Dr. Frederick Frankenstein: Exactly.
Inga: He vould have an enormous schwanzstucker.

by The FrankensTeam

We would like to show some tricks in Excel charts how to focus on a small change in a large population. The target is visualize the trend without overwhelming it by the total value.

The problem

How to visualize the growth of the proportion of women CEOs in Fortune 500 companies? This is a typical problem of large numbers: the population consists of 500 companies, while the number of women changes from 0 to 20. The change is significant, so there is a need to visualize it but also highlight that it is a only a small part of the total. The base idea is to split the total data to more rows to make the maximum bound of the chart axis lower - this way the important small values are clearly visible. The remainder range above the small value appears only in the last year.
Igo-r posted an example based on this idea in this discussion on Alberto Cairo’s site. Here is the solution made in Excel:

On the chart you can see the growth from year 1996 to 2013 but also have an impression about the total 500 if you take a look at the grey crowd.

Excel chart solutions

This chart could easily be done in Excel using a stacked bar chart type where the bars are filled with pictures.

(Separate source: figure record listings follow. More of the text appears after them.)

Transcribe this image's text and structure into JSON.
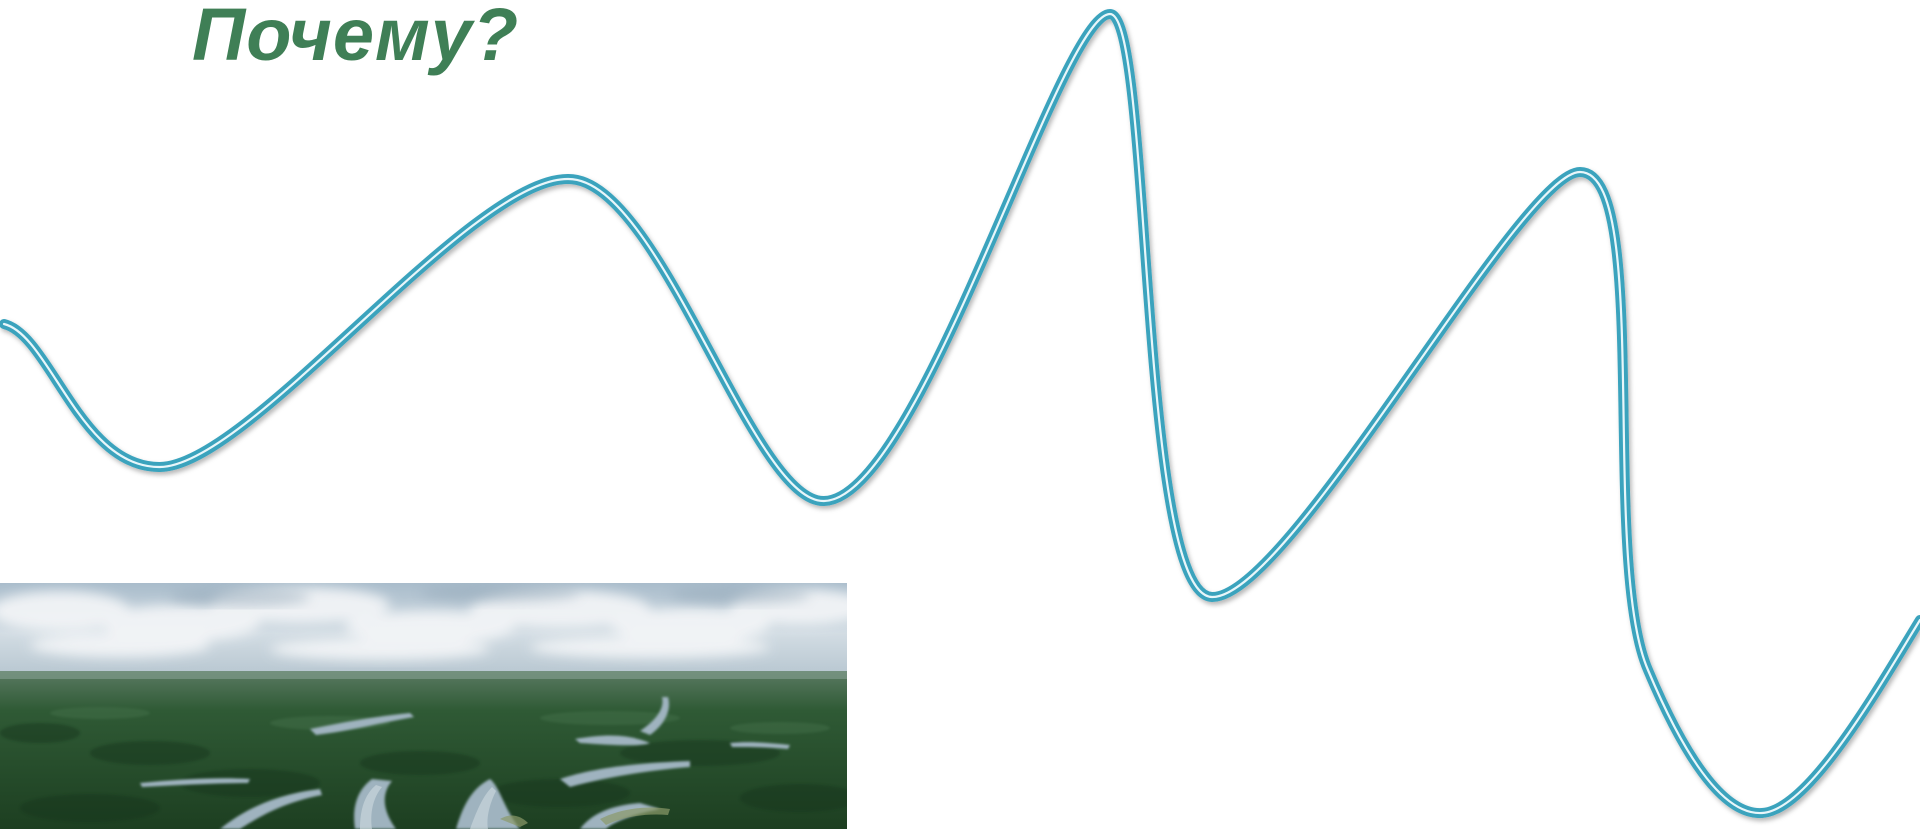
{
  "slide": {
    "title": "Почему?",
    "title_color": "#3f7f56",
    "wave_color": "#3aa3bd",
    "photo": {
      "icon": "aerial-river-landscape-photo"
    }
  }
}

Static version step by step

Let’s start the explanation with this simplified example:
The total data is 500: it will be splitted by 100, so we will have 5 rows and 100 elements in each at the bottom of the chart. This represents the total. The data of the last year is combined with the first 100 element to make the comparison easier.

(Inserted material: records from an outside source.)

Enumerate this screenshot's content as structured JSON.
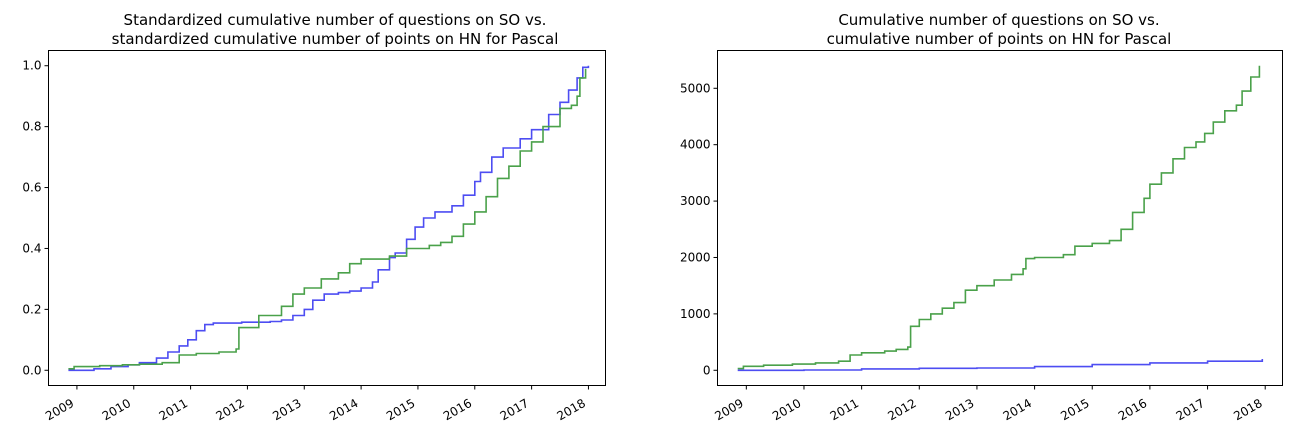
{
  "colors": {
    "so_series": "#4d4df2",
    "hn_series": "#4aa14a"
  },
  "chart_data": [
    {
      "type": "line",
      "title": "Standardized cumulative number of questions on SO vs. standardized cumulative number of points on HN for Pascal",
      "title_lines": [
        "Standardized cumulative number of questions on SO vs.",
        "standardized cumulative number of points on HN for Pascal"
      ],
      "xlabel": "",
      "ylabel": "",
      "xlim": [
        2008.5,
        2018.3
      ],
      "ylim": [
        -0.05,
        1.05
      ],
      "x_ticks": [
        "2009",
        "2010",
        "2011",
        "2012",
        "2013",
        "2014",
        "2015",
        "2016",
        "2017",
        "2018"
      ],
      "x_tick_values": [
        2009,
        2010,
        2011,
        2012,
        2013,
        2014,
        2015,
        2016,
        2017,
        2018
      ],
      "y_ticks": [
        "0.0",
        "0.2",
        "0.4",
        "0.6",
        "0.8",
        "1.0"
      ],
      "y_tick_values": [
        0,
        0.2,
        0.4,
        0.6,
        0.8,
        1.0
      ],
      "grid": false,
      "series": [
        {
          "color": "#4d4df2",
          "x": [
            2008.85,
            2009.3,
            2009.6,
            2009.9,
            2010.1,
            2010.4,
            2010.6,
            2010.8,
            2010.95,
            2011.1,
            2011.25,
            2011.4,
            2011.6,
            2011.9,
            2012.1,
            2012.4,
            2012.6,
            2012.8,
            2013.0,
            2013.15,
            2013.35,
            2013.6,
            2013.8,
            2014.0,
            2014.2,
            2014.3,
            2014.5,
            2014.6,
            2014.8,
            2014.95,
            2015.1,
            2015.3,
            2015.6,
            2015.8,
            2016.0,
            2016.1,
            2016.3,
            2016.5,
            2016.8,
            2017.0,
            2017.3,
            2017.5,
            2017.65,
            2017.8,
            2017.9,
            2018.0
          ],
          "values": [
            0.0,
            0.005,
            0.012,
            0.018,
            0.025,
            0.04,
            0.06,
            0.08,
            0.1,
            0.13,
            0.15,
            0.155,
            0.155,
            0.158,
            0.158,
            0.16,
            0.165,
            0.18,
            0.2,
            0.23,
            0.25,
            0.255,
            0.26,
            0.27,
            0.29,
            0.33,
            0.37,
            0.385,
            0.43,
            0.47,
            0.5,
            0.52,
            0.54,
            0.575,
            0.62,
            0.65,
            0.7,
            0.73,
            0.76,
            0.79,
            0.84,
            0.88,
            0.92,
            0.96,
            0.995,
            1.0
          ]
        },
        {
          "color": "#4aa14a",
          "x": [
            2008.85,
            2008.95,
            2009.4,
            2009.8,
            2010.1,
            2010.5,
            2010.8,
            2011.1,
            2011.5,
            2011.8,
            2011.85,
            2012.2,
            2012.6,
            2012.8,
            2013.0,
            2013.3,
            2013.6,
            2013.8,
            2014.0,
            2014.5,
            2014.8,
            2015.2,
            2015.4,
            2015.6,
            2015.8,
            2016.0,
            2016.2,
            2016.4,
            2016.6,
            2016.8,
            2017.0,
            2017.2,
            2017.5,
            2017.7,
            2017.8,
            2017.85,
            2017.95
          ],
          "values": [
            0.005,
            0.012,
            0.015,
            0.018,
            0.02,
            0.025,
            0.05,
            0.055,
            0.06,
            0.07,
            0.14,
            0.18,
            0.21,
            0.25,
            0.27,
            0.3,
            0.32,
            0.35,
            0.365,
            0.375,
            0.4,
            0.41,
            0.42,
            0.44,
            0.48,
            0.52,
            0.57,
            0.63,
            0.67,
            0.72,
            0.75,
            0.8,
            0.86,
            0.87,
            0.9,
            0.96,
            0.99
          ]
        }
      ]
    },
    {
      "type": "line",
      "title": "Cumulative number of questions on SO vs. cumulative number of points on HN for Pascal",
      "title_lines": [
        "Cumulative number of questions on SO vs.",
        "cumulative number of points on HN for Pascal"
      ],
      "xlabel": "",
      "ylabel": "",
      "xlim": [
        2008.5,
        2018.3
      ],
      "ylim": [
        -270,
        5670
      ],
      "x_ticks": [
        "2009",
        "2010",
        "2011",
        "2012",
        "2013",
        "2014",
        "2015",
        "2016",
        "2017",
        "2018"
      ],
      "x_tick_values": [
        2009,
        2010,
        2011,
        2012,
        2013,
        2014,
        2015,
        2016,
        2017,
        2018
      ],
      "y_ticks": [
        "0",
        "1000",
        "2000",
        "3000",
        "4000",
        "5000"
      ],
      "y_tick_values": [
        0,
        1000,
        2000,
        3000,
        4000,
        5000
      ],
      "grid": false,
      "series": [
        {
          "color": "#4d4df2",
          "x": [
            2008.85,
            2010.0,
            2011.0,
            2012.0,
            2013.0,
            2014.0,
            2015.0,
            2016.0,
            2017.0,
            2017.95
          ],
          "values": [
            0,
            5,
            25,
            35,
            40,
            65,
            100,
            130,
            160,
            200
          ]
        },
        {
          "color": "#4aa14a",
          "x": [
            2008.85,
            2008.95,
            2009.3,
            2009.8,
            2010.2,
            2010.6,
            2010.8,
            2011.0,
            2011.4,
            2011.6,
            2011.8,
            2011.85,
            2012.0,
            2012.2,
            2012.4,
            2012.6,
            2012.8,
            2013.0,
            2013.3,
            2013.6,
            2013.8,
            2013.85,
            2014.0,
            2014.5,
            2014.7,
            2015.0,
            2015.3,
            2015.5,
            2015.7,
            2015.9,
            2016.0,
            2016.2,
            2016.4,
            2016.6,
            2016.8,
            2016.95,
            2017.1,
            2017.3,
            2017.5,
            2017.6,
            2017.75,
            2017.9
          ],
          "values": [
            30,
            70,
            90,
            110,
            130,
            160,
            270,
            310,
            340,
            370,
            410,
            780,
            900,
            1000,
            1100,
            1200,
            1420,
            1500,
            1600,
            1700,
            1800,
            1980,
            2000,
            2050,
            2200,
            2250,
            2300,
            2500,
            2800,
            3050,
            3300,
            3500,
            3750,
            3950,
            4050,
            4200,
            4400,
            4600,
            4700,
            4950,
            5200,
            5400
          ]
        }
      ]
    }
  ]
}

Here is the data table and the series data used on the chart:

If you take a look at the numbers, you will understand how the red and grey series data was calculated. Using this data table you can easily create the chart:
• Select the red series and grey series range
• Insert a stacked bar chart
• Under the Select data menu of the chart set the Horizontal (category) axis labels: select the years range (no need to include the empty cells)
• According to your needs, format the vertical axis and set Categories in reverse order

Now you can see something similar:

The next step is to fill the lines with pictures. We used these two pictures:

(In Excel 2013 we realized that the chart displaying is extremely slow if you use large sized pictures, so we suggest to use relatively small ones. The above size worked well for us.)

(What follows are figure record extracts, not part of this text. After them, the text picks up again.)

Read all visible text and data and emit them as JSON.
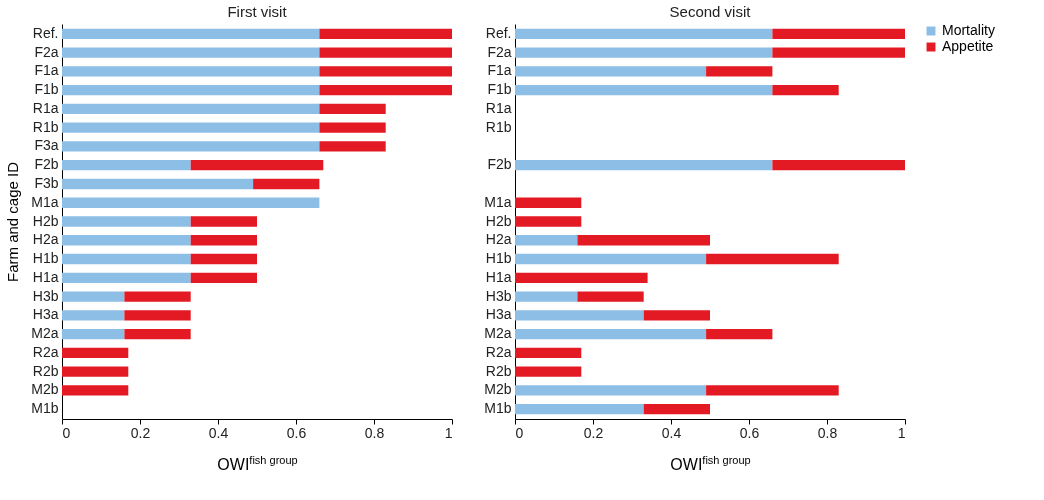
{
  "chart_data": [
    {
      "type": "bar",
      "orientation": "horizontal",
      "stacked": true,
      "title": "First visit",
      "xlabel": "OWI$^{fish group}$",
      "ylabel": "Farm and cage ID",
      "legend": "right",
      "categories": [
        "Ref.",
        "F2a",
        "F1a",
        "F1b",
        "R1a",
        "R1b",
        "F3a",
        "F2b",
        "F3b",
        "M1a",
        "H2b",
        "H2a",
        "H1b",
        "H1a",
        "H3b",
        "H3a",
        "M2a",
        "R2a",
        "R2b",
        "M2b",
        "M1b"
      ],
      "xlim": [
        0,
        1
      ],
      "xticks": [
        0,
        0.2,
        0.4,
        0.6,
        0.8,
        1
      ],
      "series": [
        {
          "name": "Mortality",
          "color": "#8dbfe6",
          "values": [
            0.66,
            0.66,
            0.66,
            0.66,
            0.66,
            0.66,
            0.66,
            0.33,
            0.49,
            0.66,
            0.33,
            0.33,
            0.33,
            0.33,
            0.16,
            0.16,
            0.16,
            null,
            null,
            null,
            null
          ]
        },
        {
          "name": "Appetite",
          "color": "#e31a24",
          "values": [
            0.34,
            0.34,
            0.34,
            0.34,
            0.17,
            0.17,
            0.17,
            0.34,
            0.17,
            null,
            0.17,
            0.17,
            0.17,
            0.17,
            0.17,
            0.17,
            0.17,
            0.17,
            0.17,
            0.17,
            null
          ]
        }
      ]
    },
    {
      "type": "bar",
      "orientation": "horizontal",
      "stacked": true,
      "title": "Second visit",
      "xlabel": "OWI$^{fish group}$",
      "legend": "right",
      "categories": [
        "Ref.",
        "F2a",
        "F1a",
        "F1b",
        "R1a",
        "R1b",
        null,
        "F2b",
        null,
        "M1a",
        "H2b",
        "H2a",
        "H1b",
        "H1a",
        "H3b",
        "H3a",
        "M2a",
        "R2a",
        "R2b",
        "M2b",
        "M1b"
      ],
      "xlim": [
        0,
        1
      ],
      "xticks": [
        0,
        0.2,
        0.4,
        0.6,
        0.8,
        1
      ],
      "series": [
        {
          "name": "Mortality",
          "color": "#8dbfe6",
          "values": [
            0.66,
            0.66,
            0.49,
            0.66,
            null,
            null,
            null,
            0.66,
            null,
            null,
            null,
            0.16,
            0.49,
            null,
            0.16,
            0.33,
            0.49,
            null,
            null,
            0.49,
            0.33
          ]
        },
        {
          "name": "Appetite",
          "color": "#e31a24",
          "values": [
            0.34,
            0.34,
            0.17,
            0.17,
            null,
            null,
            null,
            0.34,
            null,
            0.17,
            0.17,
            0.34,
            0.34,
            0.34,
            0.17,
            0.17,
            0.17,
            0.17,
            0.17,
            0.34,
            0.17
          ]
        }
      ]
    }
  ]
}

• Select the lady-picture, and copy it (Ctrl+C)
• Select the appropriate data series on the chart (the blue)
• Go to the Format data series menu and choose the Picture or Texture fill option, then click on the Clipboard button and set the Stack and scale option to 1 as you can see on the below screenshot.

Do the same steps with the second series and the grey man picture. You will have to change the Gap Width of the series to a relatively low number to have wider bars and better-looking pictures.
(You can observe that using this fill technique, Excel is able to illustrate decimals by cutting the last small picture within the bar.)